There’s excitement flying through the Fletcher household.
As many of you know, our family is headed over to the UK this summer. It marks the international debut of my husband’s life coaching music (although he’s from the UK he’s not started practicing over there), I’ll be promoting my new book and meeting with fellow parents with a number of talks and lectures, and for our children, oh our children are restless with excitement over the adventure of their lives.
I had no idea of the impact this trip would have on our daughters. 4 years ago, after a rather nomadic life of traveling around and living on the road, we bought our run down farm as a stabilizing life for our growing children. Logically I thought it was important for them to have a permanent home where they could play, explore and build childhood memories like the ones you read of in books. And so they have. But life is ever changing and evolving and 4 years later they are ready to try a taste of adventure.
After we bought our flight tickets, our eldest daughter looked white as a ghost. I wondered whether we’d made the wrong decision, but her response was, in a whisper, “I can’t believe my dream is really coming true after all this time.” Sigh, I had to laugh to myself. Had I misjudged the situation so much?!
But, when I said restless excitement, that is actually an understatement. We have 2 months to go, and while their father and I are feeling the time tick quickly, as we make arrangements and book events, our girls are left in a state of pre-trip jitters, which feels like pre-Christmas, only 10 times worse.
“I feel unsatisfied in my present, but satisfied in my future” Our 7 year old sighed the other day. I love hearing them sum up their feelings so well.
I watch them, as they try to wrestle their anxiety to the ground. But old games wear thin when adventures are in the horizon. They get frustrated with each other, and bored in the days. They want to start packing, but sense its too early to start. Distraction, we tell them in key, and to create as happy of NOW as they can. But they are definitely sifting through the contrast, trying to find the thing that makes them feel better.

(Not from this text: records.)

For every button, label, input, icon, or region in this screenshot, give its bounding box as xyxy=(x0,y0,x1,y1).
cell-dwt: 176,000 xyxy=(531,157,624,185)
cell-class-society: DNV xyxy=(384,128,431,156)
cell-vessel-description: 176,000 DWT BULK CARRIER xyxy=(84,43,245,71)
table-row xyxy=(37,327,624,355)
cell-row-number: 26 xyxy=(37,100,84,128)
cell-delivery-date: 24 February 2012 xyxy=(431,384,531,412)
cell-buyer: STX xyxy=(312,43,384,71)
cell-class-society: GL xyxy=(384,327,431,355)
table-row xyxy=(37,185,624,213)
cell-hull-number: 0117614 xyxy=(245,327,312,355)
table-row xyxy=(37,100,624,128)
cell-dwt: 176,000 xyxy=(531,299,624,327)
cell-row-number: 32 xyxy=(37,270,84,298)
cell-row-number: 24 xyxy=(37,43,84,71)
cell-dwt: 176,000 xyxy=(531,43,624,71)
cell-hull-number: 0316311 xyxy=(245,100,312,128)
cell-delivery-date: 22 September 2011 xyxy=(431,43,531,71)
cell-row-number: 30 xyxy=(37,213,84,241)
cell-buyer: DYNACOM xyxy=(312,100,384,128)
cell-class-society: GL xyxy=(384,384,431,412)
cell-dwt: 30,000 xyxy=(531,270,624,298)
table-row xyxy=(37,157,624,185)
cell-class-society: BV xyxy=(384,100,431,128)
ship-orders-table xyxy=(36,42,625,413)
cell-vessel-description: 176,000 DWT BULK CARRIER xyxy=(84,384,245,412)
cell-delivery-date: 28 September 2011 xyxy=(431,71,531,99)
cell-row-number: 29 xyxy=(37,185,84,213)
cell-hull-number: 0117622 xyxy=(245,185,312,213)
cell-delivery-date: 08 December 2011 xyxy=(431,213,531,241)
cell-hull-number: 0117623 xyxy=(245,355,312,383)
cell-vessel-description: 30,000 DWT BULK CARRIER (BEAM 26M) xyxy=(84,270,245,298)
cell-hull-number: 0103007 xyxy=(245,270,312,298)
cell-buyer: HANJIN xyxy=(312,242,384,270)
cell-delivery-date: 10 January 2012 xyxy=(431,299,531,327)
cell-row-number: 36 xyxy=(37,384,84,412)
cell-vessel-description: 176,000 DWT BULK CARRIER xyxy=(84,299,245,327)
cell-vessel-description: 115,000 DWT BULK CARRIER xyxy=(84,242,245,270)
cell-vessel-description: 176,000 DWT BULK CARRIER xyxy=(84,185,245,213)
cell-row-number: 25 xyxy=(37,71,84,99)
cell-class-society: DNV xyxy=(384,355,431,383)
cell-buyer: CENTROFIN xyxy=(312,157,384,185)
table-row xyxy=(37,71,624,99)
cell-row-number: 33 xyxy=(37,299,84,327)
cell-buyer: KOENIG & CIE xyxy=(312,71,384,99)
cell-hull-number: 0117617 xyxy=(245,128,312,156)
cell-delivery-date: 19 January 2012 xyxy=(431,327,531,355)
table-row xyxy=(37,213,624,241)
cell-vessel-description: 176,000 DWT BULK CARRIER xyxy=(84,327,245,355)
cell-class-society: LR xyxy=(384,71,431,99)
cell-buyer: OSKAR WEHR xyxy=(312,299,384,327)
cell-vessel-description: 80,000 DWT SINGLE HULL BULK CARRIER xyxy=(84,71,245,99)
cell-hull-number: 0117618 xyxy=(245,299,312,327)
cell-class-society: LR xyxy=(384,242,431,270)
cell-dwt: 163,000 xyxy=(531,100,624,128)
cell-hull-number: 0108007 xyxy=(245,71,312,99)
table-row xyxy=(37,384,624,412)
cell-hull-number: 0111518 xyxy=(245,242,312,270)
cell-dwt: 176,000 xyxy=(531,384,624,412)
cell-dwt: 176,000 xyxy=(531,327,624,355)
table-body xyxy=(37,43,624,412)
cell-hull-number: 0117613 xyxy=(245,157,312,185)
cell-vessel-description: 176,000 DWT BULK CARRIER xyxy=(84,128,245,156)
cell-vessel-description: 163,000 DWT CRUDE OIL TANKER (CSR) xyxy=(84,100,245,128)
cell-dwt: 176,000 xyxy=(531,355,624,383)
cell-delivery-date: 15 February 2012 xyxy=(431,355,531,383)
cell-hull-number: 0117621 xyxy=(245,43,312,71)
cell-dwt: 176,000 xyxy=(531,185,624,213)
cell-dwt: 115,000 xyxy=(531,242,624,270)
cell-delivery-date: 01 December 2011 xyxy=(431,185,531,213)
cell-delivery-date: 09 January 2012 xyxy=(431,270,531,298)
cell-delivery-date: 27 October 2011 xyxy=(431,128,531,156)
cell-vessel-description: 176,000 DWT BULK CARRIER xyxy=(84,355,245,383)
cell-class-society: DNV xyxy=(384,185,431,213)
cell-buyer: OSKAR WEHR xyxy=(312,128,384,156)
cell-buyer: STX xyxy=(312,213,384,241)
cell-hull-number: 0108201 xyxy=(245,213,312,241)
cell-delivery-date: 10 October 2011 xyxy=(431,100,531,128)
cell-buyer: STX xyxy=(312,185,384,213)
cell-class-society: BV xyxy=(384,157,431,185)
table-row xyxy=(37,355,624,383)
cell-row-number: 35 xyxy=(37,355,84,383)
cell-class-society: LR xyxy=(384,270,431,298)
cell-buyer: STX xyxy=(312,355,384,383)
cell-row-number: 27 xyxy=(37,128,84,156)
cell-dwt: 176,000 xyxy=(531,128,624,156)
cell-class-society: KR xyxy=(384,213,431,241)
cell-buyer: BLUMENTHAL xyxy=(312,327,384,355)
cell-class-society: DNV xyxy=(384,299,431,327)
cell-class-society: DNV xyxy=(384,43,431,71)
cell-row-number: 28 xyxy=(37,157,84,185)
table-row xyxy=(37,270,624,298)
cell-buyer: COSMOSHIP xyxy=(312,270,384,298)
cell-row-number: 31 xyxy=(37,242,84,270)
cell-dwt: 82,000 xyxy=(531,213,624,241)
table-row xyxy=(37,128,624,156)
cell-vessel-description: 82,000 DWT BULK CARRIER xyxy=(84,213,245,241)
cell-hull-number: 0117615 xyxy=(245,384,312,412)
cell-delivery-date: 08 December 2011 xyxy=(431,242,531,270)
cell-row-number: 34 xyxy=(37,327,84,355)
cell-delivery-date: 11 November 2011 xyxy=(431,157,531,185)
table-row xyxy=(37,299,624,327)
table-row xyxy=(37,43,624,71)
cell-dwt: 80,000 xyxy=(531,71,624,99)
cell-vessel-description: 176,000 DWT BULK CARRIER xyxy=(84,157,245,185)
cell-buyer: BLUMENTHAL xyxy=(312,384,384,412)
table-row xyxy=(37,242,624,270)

Some might have thought we should have waited to tell them of the journey until closer to the time. However, as a homeschooling family, we are so close all the time, we knew it would be impossible to keep anything from them. Whispering plans doesn’t work in our house, its upfront and above board all the time. I know our girls like it this way… I also know sometimes it drives them nuts.
Today, our eldest, who’s 8, finally buckled. She’s distracted herself through the day as best as she could, but in the end, I found her lying on the bed, under the covers in frustrated torment. Even her brother jumping joyfully beside her, couldn’t shake the stress she was feeling. The law of attraction being in its place as always, made everything be more frustrating then before. I sat with her, I hugged her, I told her I was there to help if she wanted help. I waited, I comforted some more and then I casted up a personal faith in the fact that at the right time, she would find the relief she needed, but that this was what she needed to feel right now.
Her sister called me for some help. She’d decided to distract herself by focusing on her “satisfying future”, and was researching some of English history online. When I went downstairs, I told my husband about our daughter’s struggle. I knew that with the deep connection they have, and have had since birth, that he could probably help better than I.
He went up, he talked to her, and a few minutes later her chatter could be heard. Soon they had some plans made, and downstairs they both skipped, our daughter ready to help make dinner and a dessert. She was back.
“A bit of distraction” my husband said, with a grin. But it was more then that. Yes distraction works, but it has to be given at the right time, in the right way, and as in this case, often by the right person.
We didn’t talk about it after. I joined in the chatter and made sure the burbling bubbling that was taking place in the kitchen wasn’t popped by any undue stress from a little boy or life in general. In fact, soon the whole family was back to chortling away, the house sound I love the best.
After dinner was made our eldest made up a game with our son, and they laughed together. The only acknowledgement I made to the hour before was a quick kiss on her head and telling her I was proud of her. Although her father had provided the distraction, she’d seized the opportunity and let herself be distracted. She could have banged the drum of her troubles all day long, but rather shifted gears and jumped on board. I for one know how hard that can be sometimes.
Yes, we could have not told our children right away, but I’m so glad we did. They are already on an adventure, a roller coaster. They have the “satisfying” excitement of planning and anticipation, and the downside of stressing and waiting, and preparing. Yet they also have something else, the opportunity of feeling different things, the chance to decide, no matter what, how they are going to feel and what they are going to think about. They are facing their Now’s, which suddenly look different then they did a month ago.
What a life lesson. Life is forever evolving, expanding and changing, by shifting our focus points it can be such a smoother transition. And yes, a little distraction, either by ourselves or through someone else, can be the perfect tool for focus shifting. We just have to be prepared to jump on board at some point.
But then there’s our son, who, totally oblivious to any travel plans or any future, and enjoys the adventures each day offers no matter what.